Seit dem konnte man die letzte Garage am Ende der Boxengasse auch Nissan-Box nennen: 2012 setzte Nissan den Deltawing als ersten Teilnehmern unter dem «Garage 56» Konzept ein, in diesem Jahr den Zeod RC. Im vergangenen Jahr blieb die Box leer, nachdem der von Wasserstoff angetriebene GreenGT zwei Wochen vor dem Rennen absagte. Derzeit sieht es ganz danach aus, als wenn die Innovation auch im kommenden Jahr Pause macht und die letzte Box 2015 an einen regulären Teilnehmer vergeben wird.
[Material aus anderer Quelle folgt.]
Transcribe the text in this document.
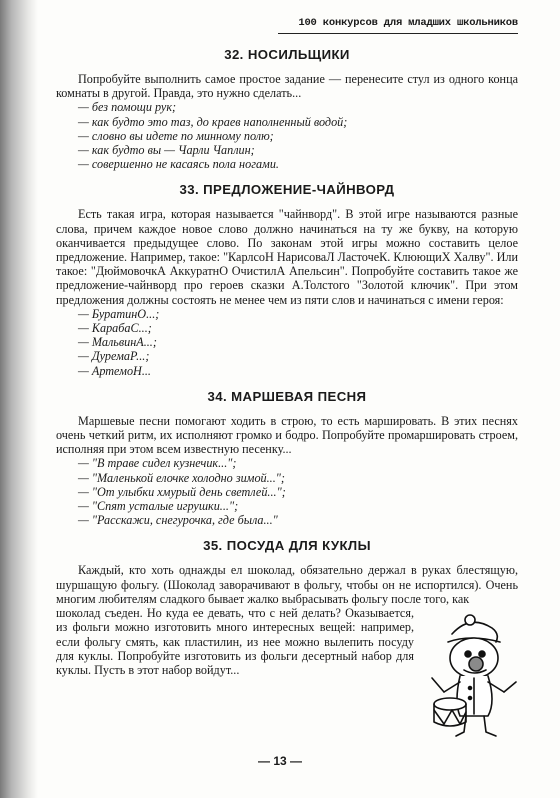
100 конкурсов для младших школьников
32. НОСИЛЬЩИКИ

Попробуйте выполнить самое простое задание — перенесите стул из одного конца комнаты в другой. Правда, это нужно сделать...

— без помощи рук;
— как будто это таз, до краев наполненный водой;
— словно вы идете по минному полю;
— как будто вы — Чарли Чаплин;
— совершенно не касаясь пола ногами.
33. ПРЕДЛОЖЕНИЕ-ЧАЙНВОРД

Есть такая игра, которая называется "чайнворд". В этой игре называются разные слова, причем каждое новое слово должно начинаться на ту же букву, на которую оканчивается предыдущее слово. По законам этой игры можно составить целое предложение. Например, такое: "КарлсоН НарисоваЛ ЛасточеК. КлюющиХ Халву". Или такое: "ДюймовочкА АккуратнО ОчистилА Апельсин". Попробуйте составить такое же предложение-чайнворд про героев сказки А.Толстого "Золотой ключик". При этом предложения должны состоять не менее чем из пяти слов и начинаться с имени героя:

— БуратинО...;
— КарабаС...;
— МальвинА...;
— ДуремаР...;
— АртемоН...
34. МАРШЕВАЯ ПЕСНЯ

Маршевые песни помогают ходить в строю, то есть маршировать. В этих песнях очень четкий ритм, их исполняют громко и бодро. Попробуйте промаршировать строем, исполняя при этом всем известную песенку...

— "В траве сидел кузнечик...";
— "Маленькой елочке холодно зимой...";
— "От улыбки хмурый день светлей...";
— "Спят усталые игрушки...";
— "Расскажи, снегурочка, где была..."
35. ПОСУДА ДЛЯ КУКЛЫ

Каждый, кто хоть однажды ел шоколад, обязательно держал в руках блестящую, шуршащую фольгу. (Шоколад заворачивают в фольгу, чтобы он не испортился). Очень многим любителям сладкого бывает жалко выбрасывать фольгу после того, как

шоколад съеден. Но куда ее девать, что с ней делать? Оказывается, из фольги можно изготовить много интересных вещей: например, если фольгу смять, как пластилин, из нее можно вылепить посуду для куклы. Попробуйте изготовить из фольги десертный набор для куклы. Пусть в этот набор войдут...

— 13 —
Ernsthafte Kandidaten für das kommende Jahr gibt es derzeit nicht. ACO-Sportdirektor Vincent Beaumesnil sagte kürzlich, dass es zwar Interessenten gebe, aber man die Innovationsklasse nicht in jedem Jahr zwingend besetzen müsse.

Ein Projekt, das 2017 einen Start in der Box 56 anpeilt, ist ein von Studenten gebauter Prototyp der technischen Universität Eindhoven. Die Niederländer haben mit ihrem futuristischen Prototypen sehr ambitionierte Ziele: Der IM01 soll ein elektrisch angetriebener Hybrid-Prototyp werden, mit einem hocheffizienten Wankel-Motor als Reichweitenverlängerer. Ende 2016 soll damit Stefan Bellofs historischer Nürburgring-Rundenrekord auf der Nordschleife fallen, bevor der Prototyp 2017 in der Einladungsklasse in Le Mans starten soll – so es der IM01 jemals von der digitalen in die reale Welt schaffen sollte.

Unter dem im diesem Jahr eingeführten, innovativen und technisch freizügigen technischen Reglement der LMP1-Klasse stellt sich die Frage, ob eine Innovationsklasse zukünftig noch Sinn macht. Die neuen LMP1-Prototypen von Audi, Toyota und Porsche standen in diesem Jahre dem Nissan Zeod RC in Sachen technischer Innovation nichts nach.

Nissan-Motorsportleiter Darren Cox, der zwei Mal in die letzte Box einzog, ist auch weiterhin grosser Fan der «Garage 56». «Das technische Reglement in der LMP1-Klasse ist sehr innovativ, allerdings hat die Box 56 weiterhin ihre Berechtigung. Wir haben uns mit sehr vielen sehr unkonventionellen technischen Lösungen beschäftigt, die wir mit unter einem normalen technischen Reglemnet niemals berücksichtigt hätten. Wir haben nicht alles davon auch letztendlich benutzt, aber wir haben enorm davon gelernt und sehr davon profitiert».

Nicht nur technisch hat Nissan aus dem Konzeptfahrzeugen Deltawing und Zeod RC nutzen gezogen, vor allem auch beim Marketing: Mit Verhältnismässig geringem Aufwand gelang den Japanern ein überwältigendes Riesen-Medienecho. Obwohl der Zeod als Deltawing-Kopie gilt, ist er für Nissan sogar langfristig wichtiger. Cox: «Deltawing und Zeod RC haben beide ein enormes Medienecho produziert. Beim Zeod RC wird der Effekt aber noch nachhaltiger sein, Nissan profitiert langfristig von dem Projekt.»

«Ich kann jedem Hersteller nur empfehlen, vor einem Einstieg in die LMP1-Klasse den Weg zu gehen, wie wir es auch getan haben und zuerst in der Garage 56 zu starten. Man lernt dort enorm viel und ich wundere mich sehr, dass kein anderer Hersteller diesen Weg geht, denn wir haben davon enorm profitiert. Leider sieht es allerdings so aus, dass die Klasse in absehbarer Zeit wohl nicht besetzt sein wird.»